Figure 5 Screenshot of GUI with Facial Recognition Enabled

Facial Recognition

We used a set of open source image processing libraries originally developed by Intel

to perform face detection and recognition. The GUI received a frame from the camera over

the network and gave that frame to the image processing code. The frame was scanned for

face data by comparing each set of pixels to a file containing a cascade of Haar Features. If a

set of pixels passed all of the tests in the Haar Feature cascade file, then that set of pixels was

labeled as being a face and a box was drawn around it. The code then took that face image

and compared it to a database of other faces. If the new face image compared closely to a face

in the database, then the name of the face in the database was pulled out from a list and

displayed in the GUI. Otherwise, if the new face did not compare closely to a face in the

database, then it was labeled and displayed as an unknown face in the database.
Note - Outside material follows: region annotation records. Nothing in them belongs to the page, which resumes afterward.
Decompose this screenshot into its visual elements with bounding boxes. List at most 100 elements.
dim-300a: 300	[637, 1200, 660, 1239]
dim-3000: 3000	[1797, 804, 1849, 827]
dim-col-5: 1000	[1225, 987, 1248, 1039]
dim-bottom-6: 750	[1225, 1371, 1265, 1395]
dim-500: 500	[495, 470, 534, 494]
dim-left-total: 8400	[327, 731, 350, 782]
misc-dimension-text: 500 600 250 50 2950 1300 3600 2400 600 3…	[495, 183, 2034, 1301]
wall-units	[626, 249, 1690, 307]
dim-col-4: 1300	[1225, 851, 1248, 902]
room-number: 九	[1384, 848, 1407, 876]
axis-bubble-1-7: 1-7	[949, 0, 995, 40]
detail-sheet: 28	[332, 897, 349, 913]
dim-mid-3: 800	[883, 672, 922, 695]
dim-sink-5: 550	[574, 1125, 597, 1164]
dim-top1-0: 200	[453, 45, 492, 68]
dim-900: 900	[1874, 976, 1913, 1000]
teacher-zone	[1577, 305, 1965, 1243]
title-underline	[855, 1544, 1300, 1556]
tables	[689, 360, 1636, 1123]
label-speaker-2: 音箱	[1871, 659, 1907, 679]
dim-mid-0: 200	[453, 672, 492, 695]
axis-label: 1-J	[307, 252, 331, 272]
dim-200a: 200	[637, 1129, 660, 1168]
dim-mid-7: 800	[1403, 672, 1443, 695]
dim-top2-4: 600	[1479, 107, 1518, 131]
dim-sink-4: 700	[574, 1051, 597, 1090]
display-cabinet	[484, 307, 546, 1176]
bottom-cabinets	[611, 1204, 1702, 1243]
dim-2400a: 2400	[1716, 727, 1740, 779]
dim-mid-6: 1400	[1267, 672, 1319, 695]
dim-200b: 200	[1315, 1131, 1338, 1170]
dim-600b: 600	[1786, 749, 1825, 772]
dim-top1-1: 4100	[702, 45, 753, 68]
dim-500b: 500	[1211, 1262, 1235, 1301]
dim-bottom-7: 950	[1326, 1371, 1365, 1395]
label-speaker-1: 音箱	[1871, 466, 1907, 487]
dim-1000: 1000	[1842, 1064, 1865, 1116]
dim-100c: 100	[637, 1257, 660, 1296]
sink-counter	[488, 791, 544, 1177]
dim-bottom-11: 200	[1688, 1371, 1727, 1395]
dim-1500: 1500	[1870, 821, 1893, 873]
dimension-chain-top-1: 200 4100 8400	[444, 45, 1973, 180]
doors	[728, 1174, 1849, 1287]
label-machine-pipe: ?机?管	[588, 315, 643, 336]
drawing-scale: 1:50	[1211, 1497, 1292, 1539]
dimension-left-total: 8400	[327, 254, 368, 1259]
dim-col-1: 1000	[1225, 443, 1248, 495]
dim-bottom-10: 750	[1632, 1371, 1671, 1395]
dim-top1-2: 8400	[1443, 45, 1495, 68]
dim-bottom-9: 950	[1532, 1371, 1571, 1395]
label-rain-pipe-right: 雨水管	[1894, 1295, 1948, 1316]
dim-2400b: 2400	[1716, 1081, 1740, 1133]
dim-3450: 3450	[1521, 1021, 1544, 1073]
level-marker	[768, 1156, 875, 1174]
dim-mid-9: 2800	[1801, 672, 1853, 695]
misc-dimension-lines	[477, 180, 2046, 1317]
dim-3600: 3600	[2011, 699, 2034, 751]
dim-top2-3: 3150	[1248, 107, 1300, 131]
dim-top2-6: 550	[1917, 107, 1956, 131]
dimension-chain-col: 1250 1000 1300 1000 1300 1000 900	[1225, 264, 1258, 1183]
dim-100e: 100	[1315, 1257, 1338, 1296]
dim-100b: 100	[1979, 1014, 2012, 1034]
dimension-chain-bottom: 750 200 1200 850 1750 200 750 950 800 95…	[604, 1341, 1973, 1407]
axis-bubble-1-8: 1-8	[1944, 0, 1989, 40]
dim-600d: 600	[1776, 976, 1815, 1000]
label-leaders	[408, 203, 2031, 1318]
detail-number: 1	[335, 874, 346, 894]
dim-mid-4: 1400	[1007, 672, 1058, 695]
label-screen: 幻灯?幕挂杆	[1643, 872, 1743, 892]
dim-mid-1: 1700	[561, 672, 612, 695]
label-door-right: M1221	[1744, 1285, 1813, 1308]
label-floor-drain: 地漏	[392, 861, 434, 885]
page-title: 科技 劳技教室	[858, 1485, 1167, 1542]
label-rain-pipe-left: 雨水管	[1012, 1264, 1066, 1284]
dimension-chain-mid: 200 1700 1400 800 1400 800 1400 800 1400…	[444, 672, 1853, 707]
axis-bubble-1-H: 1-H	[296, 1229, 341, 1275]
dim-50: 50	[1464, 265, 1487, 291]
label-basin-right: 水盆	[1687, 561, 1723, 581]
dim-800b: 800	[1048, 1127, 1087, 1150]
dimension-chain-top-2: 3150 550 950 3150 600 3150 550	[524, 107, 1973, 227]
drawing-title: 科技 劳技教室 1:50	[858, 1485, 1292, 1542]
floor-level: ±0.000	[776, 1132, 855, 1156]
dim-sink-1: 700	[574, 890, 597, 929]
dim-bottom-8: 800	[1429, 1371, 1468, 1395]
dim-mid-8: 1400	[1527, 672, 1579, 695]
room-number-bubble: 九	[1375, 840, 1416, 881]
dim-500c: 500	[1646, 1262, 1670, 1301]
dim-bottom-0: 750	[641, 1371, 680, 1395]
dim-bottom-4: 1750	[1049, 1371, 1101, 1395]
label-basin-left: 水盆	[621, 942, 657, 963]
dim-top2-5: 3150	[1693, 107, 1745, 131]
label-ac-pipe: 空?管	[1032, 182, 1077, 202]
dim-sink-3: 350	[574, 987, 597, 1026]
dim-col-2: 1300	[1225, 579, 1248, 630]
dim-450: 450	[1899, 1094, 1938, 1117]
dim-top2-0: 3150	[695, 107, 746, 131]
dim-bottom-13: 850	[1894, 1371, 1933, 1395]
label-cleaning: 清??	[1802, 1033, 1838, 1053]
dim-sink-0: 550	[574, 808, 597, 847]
Figure 6 Pattern Recognition of Facial Features

Possible Future Improvements

The final design was largely satisfactory with each system providing either excellent

or superior performance. While the final product provided excellent performance, there are

areas that could be improved. For data and video, longer range encoded transceivers would be

used. The track tension would be increased with a stronger metal or rubberized material. The

infrared and LED lighting system would be modified to allow for a broader range and have a

higher luminosity. Rather than rely on NiMH batteries for power, lithium ion batteries would

be used for greater power density. Another nice feature to include would be a non-lethal

weapon system as well as laser targeting.